I spent the next night with Eric. As I did at least three or four times a week, I woke up panting, filled with terror, completely at sea. I held on to him as if the storm would sweep me away unless he was my anchor. I was already crying when I woke. It wasn’t the first time this had happened, but this time he wept with me, bloody tears that streaked the whiteness of his face in a startling way.

"Don’t," I begged him. I had been trying so hard to act like my old self when I was with him. Of course, he knew differently. Tonight I could feel his resolve. Eric had something to say to me, and he was going to tell me whether I wanted to listen or not.

"I could feel your fear and your pain that night," he said, in a choked voice. "But I couldn’t come to you."

Finally, he was telling me something I had been waiting to learn. "Why not?" I said, trying very hard to keep my voice level. This may seem incredible, but I had been in such shaky condition I hadn’t dared to ask him.

"Victor wouldn’t let me leave," he said. Victor Madden was Eric’s boss; he’d been appointed by Felipe de Castro, King of Nevada, to oversee the conquered kingdom of Louisiana.

My initial reaction to Eric’s explanation was bitter disappointment. I’d heard this story before. A vampire more powerful than me made me do it: Bill’s excuse for going back to his maker, Lorena, revisited. "Sure," I said. I turned over and lay with my back to him. I felt the cold, creeping misery of disillusionment. I decided to pull my clothes on, to drive back to Bon Temps, as soon as I gathered the energy. The tension, the frustration, the rage in Eric was sapping me.

"Victor’s people chained me with silver," Eric said behind me. "It burned me everywhere."

"Literally." I tried not to sound as skeptical as I felt.

"Yes, literally. I knew something was happening with you. Victor was at Fangtasia that night, as if he knew ahead of time he should be there. When Bill called to tell me you’d been taken, I managed to call Niall before three of Victor’s people chained me to the wall. When I – protested – Victor said he couldn’t allow me to take sides in the Fae War.
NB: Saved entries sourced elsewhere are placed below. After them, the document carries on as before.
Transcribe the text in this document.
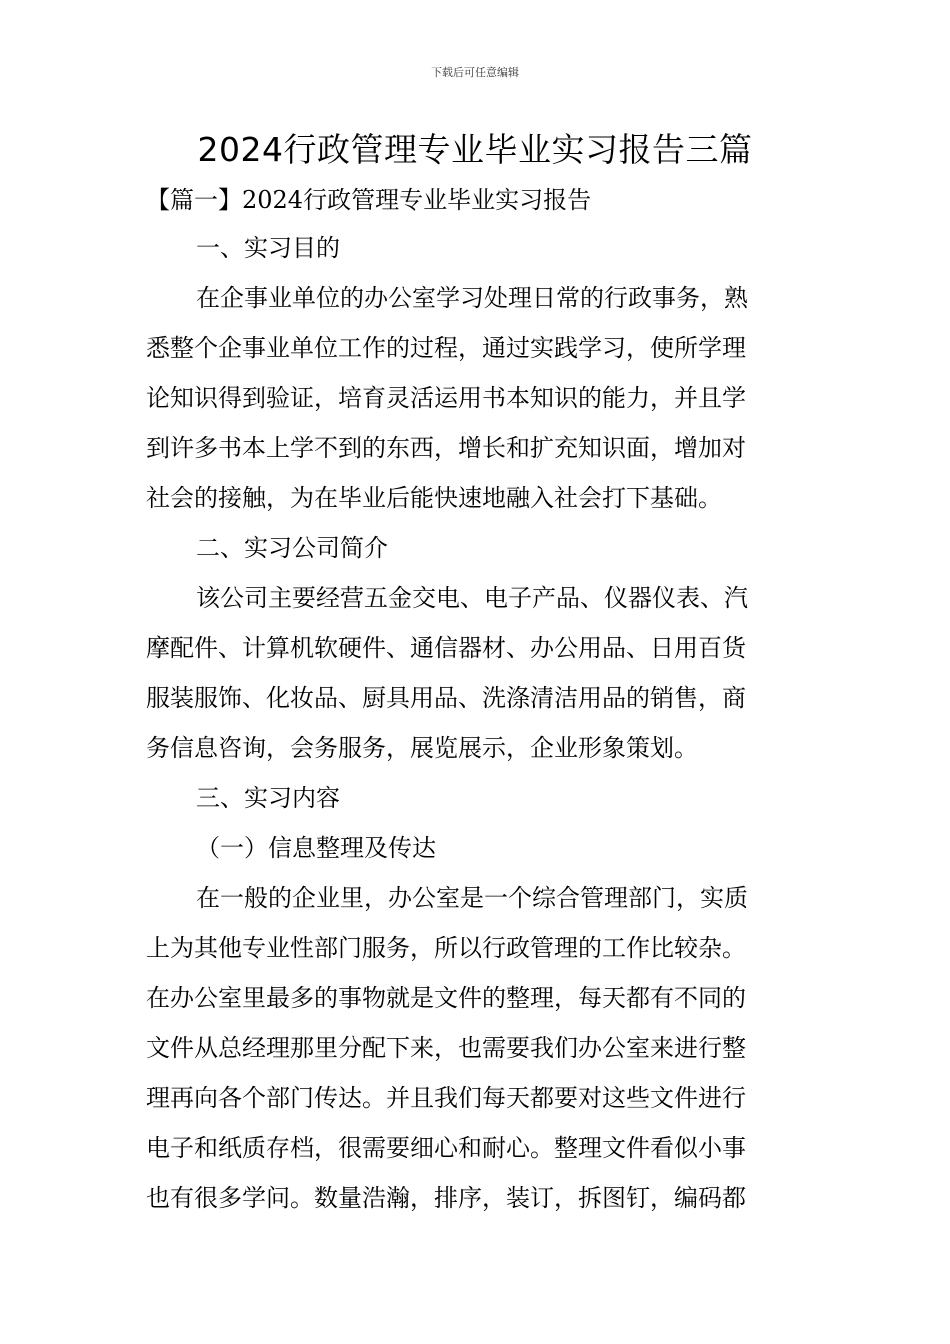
下载后可任意编辑
2024行政管理专业毕业实习报告三篇
【篇一】2024行政管理专业毕业实习报告
一、实习目的
在企事业单位的办公室学习处理日常的行政事务，熟
悉整个企事业单位工作的过程，通过实践学习，使所学理
论知识得到验证，培育灵活运用书本知识的能力，并且学
到许多书本上学不到的东西，增长和扩充知识面，增加对
社会的接触，为在毕业后能快速地融入社会打下基础。
二、实习公司简介
该公司主要经营五金交电、电子产品、仪器仪表、汽
摩配件、计算机软硬件、通信器材、办公用品、日用百货
服装服饰、化妆品、厨具用品、洗涤清洁用品的销售，商
务信息咨询，会务服务，展览展示，企业形象策划。
三、实习内容
（一）信息整理及传达
在一般的企业里，办公室是一个综合管理部门，实质
上为其他专业性部门服务，所以行政管理的工作比较杂。
在办公室里最多的事物就是文件的整理，每天都有不同的
文件从总经理那里分配下来，也需要我们办公室来进行整
理再向各个部门传达。并且我们每天都要对这些文件进行
电子和纸质存档，很需要细心和耐心。整理文件看似小事
也有很多学问。数量浩瀚，排序，装订，拆图钉，编码都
He said that no matter what happened to you, I couldn’t get involved."

Rage made Eric fall silent for a long moment. It poured through me like a burning, icy stream. He resumed his story in a choked voice.

"Pam was also seized and isolated by Victor’s people, though they didn’t chain her." Pam was Eric’s second-in-command. "Since Bill was in Bon Temps, he was able to ignore Victor’s phone messages. Niall met Bill at your house to track you. Bill had heard of Lochlan and Neave. We all had. We knew time would run out for you." I still had my back to Eric, but I was listening to more than his voice. Grief, anger, desperation.

"How did you get out of the chains?" I asked the dark.

"I reminded Victor that Felipe had promised you protection, promised it to you personally. Victor pretended not to believe me." I could feel the bed move as Eric threw himself back against the pillows. "Some of the vampires were strong and honorable enough to remember they were pledged to Felipe, not Victor. Though they wouldn’t defy Victor to his face, behind his back they let Pam call our new king. When she had Felipe on the line, she explained to him that you and I had married. Then she demanded Victor take the telephone and talk to Felipe. Victor didn’t dare to refuse. Felipe ordered Victor to let me go." A few months ago, Felipe de Castro had become the king of Nevada, Louisiana, and Arkansas. He was powerful, old, and very crafty. And he owed me big-time.